祭祀財産
祭祀財産とは
祭祀財産とは、系譜(家系図)、祭具(仏壇・位牌)、墳墓(墓地・墓石)などをいいます。
祭祀財産は相続財産とは別個のものとして、遺産分割の対象にはなりません。
民法では、祭祀財産の所有権は、相続人の共有という承継方法ではなく、祖先の祭祀を主宰すべき者(祭祀主宰者といいます)が単独で承継する旨が規定されています。
したがって、祭祀財産は、たとえ金銭的価値がある場合でも遺産には含まれません。
祭祀財産の承継
祭祀財産の承継者は、次のような方法で決定されます。
① 被相続人が、祭祀主宰者を指定したときは、その者が祭祀財産を承継します。
指定は、遺言によらなくてもかまいません。指定する相手は相続人に限りません。
相続と関係ない人や内縁の妻を指定することもできます。
② 指定がないときは、その地方の慣習にしたがって、相続人が協議して決めます。
③ 慣習が明らかでない場合は、家庭裁判所の審判によって定まります。
遺骸・遺骨は誰が相続するのか
戸籍上の妻と内縁の妻が遺骸・遺骨の引き取りをめぐって争うケースがあります。
このような場面では遺骸・遺骨の所有権が誰にあるのかが問題となります。
遺骸・遺骨といえども限定された意味ながら所有権の対象になるとされています。
しかし、遺骸・遺骨を通常の相続財産であると考えるのには無理があります。
遺骸・遺骨は、いわば被相続人自身であり、被相続人が保有していた財産とはいえないからです。

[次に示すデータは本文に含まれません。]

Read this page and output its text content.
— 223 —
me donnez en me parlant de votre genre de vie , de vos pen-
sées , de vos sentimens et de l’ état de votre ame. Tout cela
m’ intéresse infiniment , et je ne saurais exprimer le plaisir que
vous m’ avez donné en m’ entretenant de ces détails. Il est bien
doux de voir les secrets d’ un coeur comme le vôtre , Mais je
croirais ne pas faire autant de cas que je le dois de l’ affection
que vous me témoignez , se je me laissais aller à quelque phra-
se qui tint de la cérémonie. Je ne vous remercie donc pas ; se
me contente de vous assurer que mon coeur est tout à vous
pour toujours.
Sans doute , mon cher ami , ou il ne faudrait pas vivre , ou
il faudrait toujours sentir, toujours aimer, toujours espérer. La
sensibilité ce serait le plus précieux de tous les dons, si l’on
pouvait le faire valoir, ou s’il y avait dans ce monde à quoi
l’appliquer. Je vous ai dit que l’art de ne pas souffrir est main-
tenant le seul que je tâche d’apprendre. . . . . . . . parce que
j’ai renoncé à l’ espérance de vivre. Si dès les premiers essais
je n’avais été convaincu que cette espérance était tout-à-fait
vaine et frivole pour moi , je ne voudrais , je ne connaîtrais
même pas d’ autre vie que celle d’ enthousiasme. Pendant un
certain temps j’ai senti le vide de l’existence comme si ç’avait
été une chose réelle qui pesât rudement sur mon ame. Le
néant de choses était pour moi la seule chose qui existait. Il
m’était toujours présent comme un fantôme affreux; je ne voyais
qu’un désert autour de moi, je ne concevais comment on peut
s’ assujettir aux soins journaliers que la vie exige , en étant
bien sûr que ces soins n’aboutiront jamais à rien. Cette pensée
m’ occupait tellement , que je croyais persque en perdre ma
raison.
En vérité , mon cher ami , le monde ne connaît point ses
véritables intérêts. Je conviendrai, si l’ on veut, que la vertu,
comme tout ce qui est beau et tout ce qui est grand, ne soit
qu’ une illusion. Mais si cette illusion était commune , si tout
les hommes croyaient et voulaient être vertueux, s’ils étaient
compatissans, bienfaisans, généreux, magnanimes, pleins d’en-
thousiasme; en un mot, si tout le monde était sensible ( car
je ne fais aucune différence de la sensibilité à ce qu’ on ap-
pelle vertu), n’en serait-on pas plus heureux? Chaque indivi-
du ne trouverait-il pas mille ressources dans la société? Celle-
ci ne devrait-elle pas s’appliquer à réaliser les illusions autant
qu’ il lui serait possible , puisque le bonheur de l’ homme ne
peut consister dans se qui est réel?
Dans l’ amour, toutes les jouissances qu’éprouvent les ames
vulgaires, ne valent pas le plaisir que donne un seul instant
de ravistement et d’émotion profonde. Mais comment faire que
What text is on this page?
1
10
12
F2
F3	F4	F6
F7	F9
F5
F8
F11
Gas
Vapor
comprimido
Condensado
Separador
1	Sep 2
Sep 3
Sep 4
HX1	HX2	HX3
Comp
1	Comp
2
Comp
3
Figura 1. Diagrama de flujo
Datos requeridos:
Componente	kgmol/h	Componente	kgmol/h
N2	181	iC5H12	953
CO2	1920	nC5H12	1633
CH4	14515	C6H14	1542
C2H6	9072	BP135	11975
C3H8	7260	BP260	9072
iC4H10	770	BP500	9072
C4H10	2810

判例や学説では、遺骸・遺骨は社会的に特殊な扱いを受けるものであり、埋葬、管理、祭祀、供養のために祭祀主宰者が特殊な所有権を保有するものであるとされています。
したがって、祭祀財産と同様に祭祀主宰者が誰であるかが決まれば、その者が遺骸・遺骨も相続することになります。
被相続人は祭祀主宰者を指定する権利がありますから、内縁の妻が祭祀主宰者に指定されていれば、戸籍上の妻といえども遺骸・遺骨を相続することはできません。